Voilà, voilà pourquoi l'on croit
Qu'ils n'iront jamais à la fête !
Il y a dans l'étang du Roi
Des crapauds qui croquent des mouches.
Voilà, voilà pourquoi l'on croit
Qu'ils ont une si grande bouche !
Il y a dans l'étang du Roi
Des fleurs d'azur pleines de sève.
Voilà, voilà pourquoi l'on croit
Que dans l'étang poussent des rêves !
INTERROGATION
Elle est assise et me regarde
Entre ses paupières que farde
Un rayon de soleil naissant;
Et dans son regard angoissant,
Nuancé d'ombre et de lumière,
Je crois surprendre une prière.
Que disent-ils ces yeux dorés
Largement faits pour adorer ?
Je scrute leurs grottes avides,
Prise au vertige de leur vide,
Et j'y vois sans fin tournoyer
Des pointes d'azur par milliers,
Devant l'insoluble problème
Que me posent les yeux que j'aime
Je reste au bord de leur secret,
Impuissante à le pénétrer,
Alors, sous le poids du message
Les grands yeux d'or ferment leur page
Et me retirent, sans pitié
Le secours de leur amitié.
Elle est assise, très lointaine,
Et ramasse avec soin sa traîne
Autour de son corps de velours,
La Chatte aux yeux couleur d'amour.
L'EPERVIER
J'avais dit: " Jamais plus je ne me donnerai.

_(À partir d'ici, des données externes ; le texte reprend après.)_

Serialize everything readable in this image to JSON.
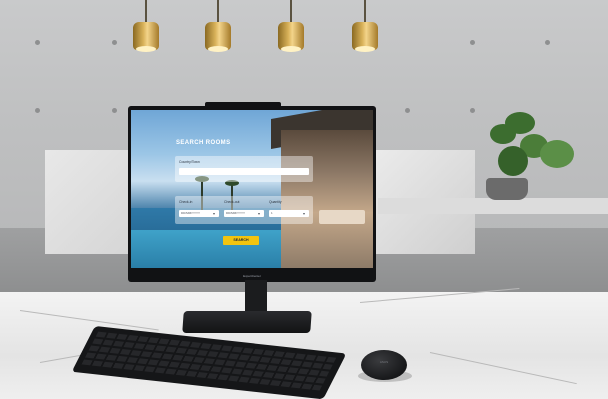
{
  "screen": {
    "title": "SEARCH ROOMS",
    "destination_label": "Country/Town",
    "destination_value": "",
    "checkin_label": "Check-in",
    "checkin_value": "DD/MM/YYYY",
    "checkout_label": "Check-out",
    "checkout_value": "DD/MM/YYYY",
    "quantity_label": "Quantity",
    "quantity_value": "1",
    "search_button": "SEARCH"
  },
  "monitor": {
    "chin_label": "ExpertCenter"
  },
  "mouse": {
    "logo": "ASUS"
  },
  "colors": {
    "search_button": "#f2c40f",
    "bezel": "#111214"
  }
}
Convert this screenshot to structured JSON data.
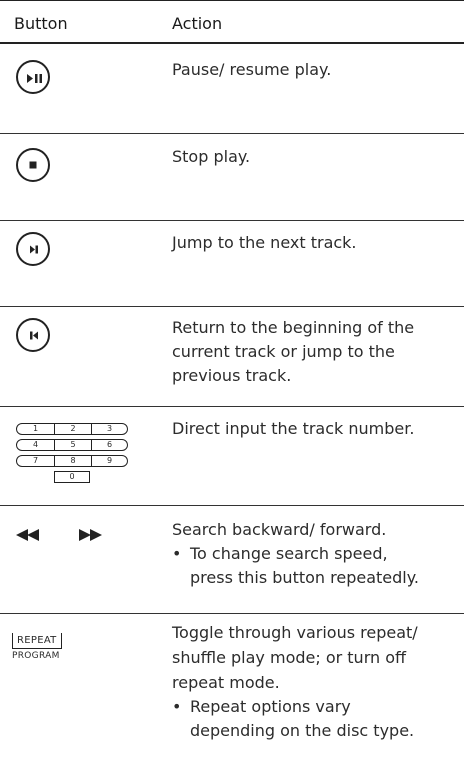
{
  "header": {
    "button": "Button",
    "action": "Action"
  },
  "rows": [
    {
      "icon": "play-pause-icon",
      "lines": [
        "Pause/ resume play."
      ]
    },
    {
      "icon": "stop-icon",
      "lines": [
        "Stop play."
      ]
    },
    {
      "icon": "next-track-icon",
      "lines": [
        "Jump to the next track."
      ]
    },
    {
      "icon": "previous-track-icon",
      "lines": [
        "Return to the beginning of the",
        "current track or jump to the",
        "previous track."
      ]
    },
    {
      "icon": "numeric-keypad-icon",
      "keys": [
        "1",
        "2",
        "3",
        "4",
        "5",
        "6",
        "7",
        "8",
        "9",
        "0"
      ],
      "lines": [
        "Direct input the track number."
      ]
    },
    {
      "icon": "search-arrows-icon",
      "lines": [
        "Search backward/ forward."
      ],
      "bullet": {
        "mark": "•",
        "lines": [
          "To change search speed,",
          "press this button repeatedly."
        ]
      }
    },
    {
      "icon": "repeat-program-button",
      "labels": [
        "REPEAT",
        "PROGRAM"
      ],
      "lines": [
        "Toggle through various repeat/",
        "shuffle play mode; or turn off",
        "repeat mode."
      ],
      "bullet": {
        "mark": "•",
        "lines": [
          "Repeat options vary",
          "depending on the disc type."
        ]
      }
    }
  ]
}
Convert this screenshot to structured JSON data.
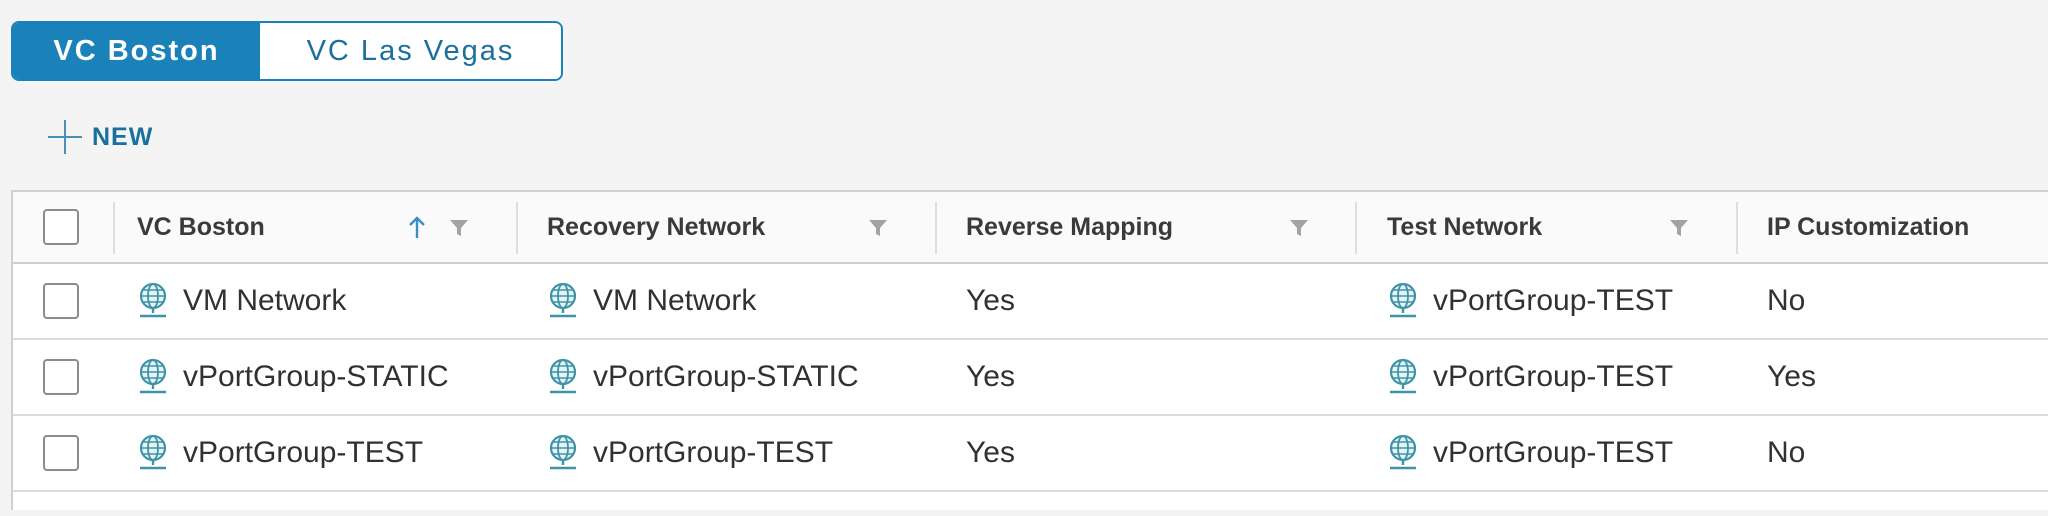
{
  "tabs": [
    {
      "label": "VC Boston",
      "active": true
    },
    {
      "label": "VC Las Vegas",
      "active": false
    }
  ],
  "toolbar": {
    "new_label": "NEW"
  },
  "table": {
    "columns": [
      {
        "label": "VC Boston",
        "sorted": "ascending",
        "filter": true
      },
      {
        "label": "Recovery Network",
        "filter": true
      },
      {
        "label": "Reverse Mapping",
        "filter": true
      },
      {
        "label": "Test Network",
        "filter": true
      },
      {
        "label": "IP Customization",
        "filter": false
      }
    ],
    "rows": [
      {
        "vc": "VM Network",
        "recovery": "VM Network",
        "reverse": "Yes",
        "test": "vPortGroup-TEST",
        "ip": "No"
      },
      {
        "vc": "vPortGroup-STATIC",
        "recovery": "vPortGroup-STATIC",
        "reverse": "Yes",
        "test": "vPortGroup-TEST",
        "ip": "Yes"
      },
      {
        "vc": "vPortGroup-TEST",
        "recovery": "vPortGroup-TEST",
        "reverse": "Yes",
        "test": "vPortGroup-TEST",
        "ip": "No"
      }
    ]
  },
  "icons": {
    "column_network": "network-globe-icon",
    "filter": "filter-icon",
    "sort": "sort-ascending-icon",
    "add": "plus-icon"
  },
  "colors": {
    "accent": "#1a82b8",
    "icon_teal": "#3d94a8"
  }
}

Jamais je ne serai celle que l'on enchaîne,
L'herbe folle inclinée au pied du plus haut chêne,
La blessure creusée à l'ombre des cyprès ".
Je me voulais légère et seule pour atteindre
Les sommets du repos et le calme des nuits.
Je voulais être fleur tombée avant le fruit;
Je pensais être forte et n'avoir rien à craindre.
Mais mon âme et mon corps brûlaient de souvenirs.
Ma peau se déchirait sous leurs griffes lucides
Et lorsque je pensais toucher le bord du vide
Sur ma tête virait l'épervier du désir.
ÉTREINTE
Dans tes rudes mains d'homme, il passe quelquefois
D'insolites douceurs et de rares tendresses.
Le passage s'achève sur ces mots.